(Reuters) - Electronics retailer RadioShack Corp said lenders have not agreed to the closure of 1,100 stores, raising doubts about its turnaround and sending its shares down 7 percent.
RadioShack, which warned of bankruptcy in September, was forced to reduce its target of 1,100 closures to 600 over three years after objections from lenders.
“We view the headwinds facing RSH as insurmountable,” CRT Capital analyst Kirk Ludtke wrote in a note. He said the company may file for bankruptcy.
The company, which has more than 4,000 stores in the United States and Mexico, said it has shut 175 stores this fiscal year and was in talks with lenders over further closures.
“We face significant challenges including from our term-loan lenders,” Chief Executive Joseph Magnacca said.
Lender Salus Capital Partners last week accused the company of breaching covenants on a $250 million term facility but RadioShack denied it.
Lenders refused to approve the closure plan unless the company prepaid a substantial portion of its debt and agreed to other covenants and concessions RadioShack considered “unreasonable”.
Gaining lenders’ consent could be difficult, Standard & Poor’s Ratings Service analysts wrote in a note.
The company said it expects $90 million of $400 million in annual savings to come from store closures and asset sales. [ID:nPn66XDtS]
RadioShack, which reported a bigger-than-expected quarterly loss, also said it was preparing for a rights offering in early 2015.
The retailer, once the go-to shops for innovators and engineers, has been left behind by the mobile revolution and its e-commerce strategy lags those of rivals such as Best Buy Co Inc and Amazon.com Inc.
RadioShack will reduce $300 million in costs by end of January, including $18 million from job cuts, Magnacca said. He did not reveal the extent of the job cuts.

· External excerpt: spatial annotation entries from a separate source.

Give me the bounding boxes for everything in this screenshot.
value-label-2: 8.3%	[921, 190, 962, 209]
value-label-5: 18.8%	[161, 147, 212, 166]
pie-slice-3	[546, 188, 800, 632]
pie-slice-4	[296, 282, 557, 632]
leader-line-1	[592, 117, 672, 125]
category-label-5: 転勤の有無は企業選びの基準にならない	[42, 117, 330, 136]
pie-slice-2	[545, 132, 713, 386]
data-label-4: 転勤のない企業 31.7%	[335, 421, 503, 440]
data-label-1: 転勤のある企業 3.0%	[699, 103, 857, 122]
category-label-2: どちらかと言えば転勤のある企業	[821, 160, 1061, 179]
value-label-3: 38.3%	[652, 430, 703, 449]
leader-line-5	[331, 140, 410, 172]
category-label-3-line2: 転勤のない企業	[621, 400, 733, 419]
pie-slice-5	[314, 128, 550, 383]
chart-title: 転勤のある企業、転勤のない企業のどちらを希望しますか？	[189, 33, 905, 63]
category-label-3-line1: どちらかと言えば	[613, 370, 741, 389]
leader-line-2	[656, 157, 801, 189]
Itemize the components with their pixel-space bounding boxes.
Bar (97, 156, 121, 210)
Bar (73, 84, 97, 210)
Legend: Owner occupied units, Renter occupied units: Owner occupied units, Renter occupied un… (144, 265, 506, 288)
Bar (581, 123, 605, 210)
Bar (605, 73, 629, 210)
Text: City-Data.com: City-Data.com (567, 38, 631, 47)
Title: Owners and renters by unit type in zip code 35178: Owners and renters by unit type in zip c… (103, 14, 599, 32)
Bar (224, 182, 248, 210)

The company expects cost cuts to continue into the early part of its year starting March.
The company also expects to save on its headquarters and field and store support.
Net loss widened 18.5 percent to $161.1 million, or $1.58 per share, in the third quarter ended Nov. 1.
Excluding items, loss from continuing operations was $1.23 per share, bigger than analysts’ estimate of $1.04.
Same-store sales shrank 13.4 percent.
Net sales fell 16 percent to $650.2 million, its eleventh straight quarterly decline. Analysts had expected $717 million.
Shares recovered 3 cents after touching a new record low of 50 cents.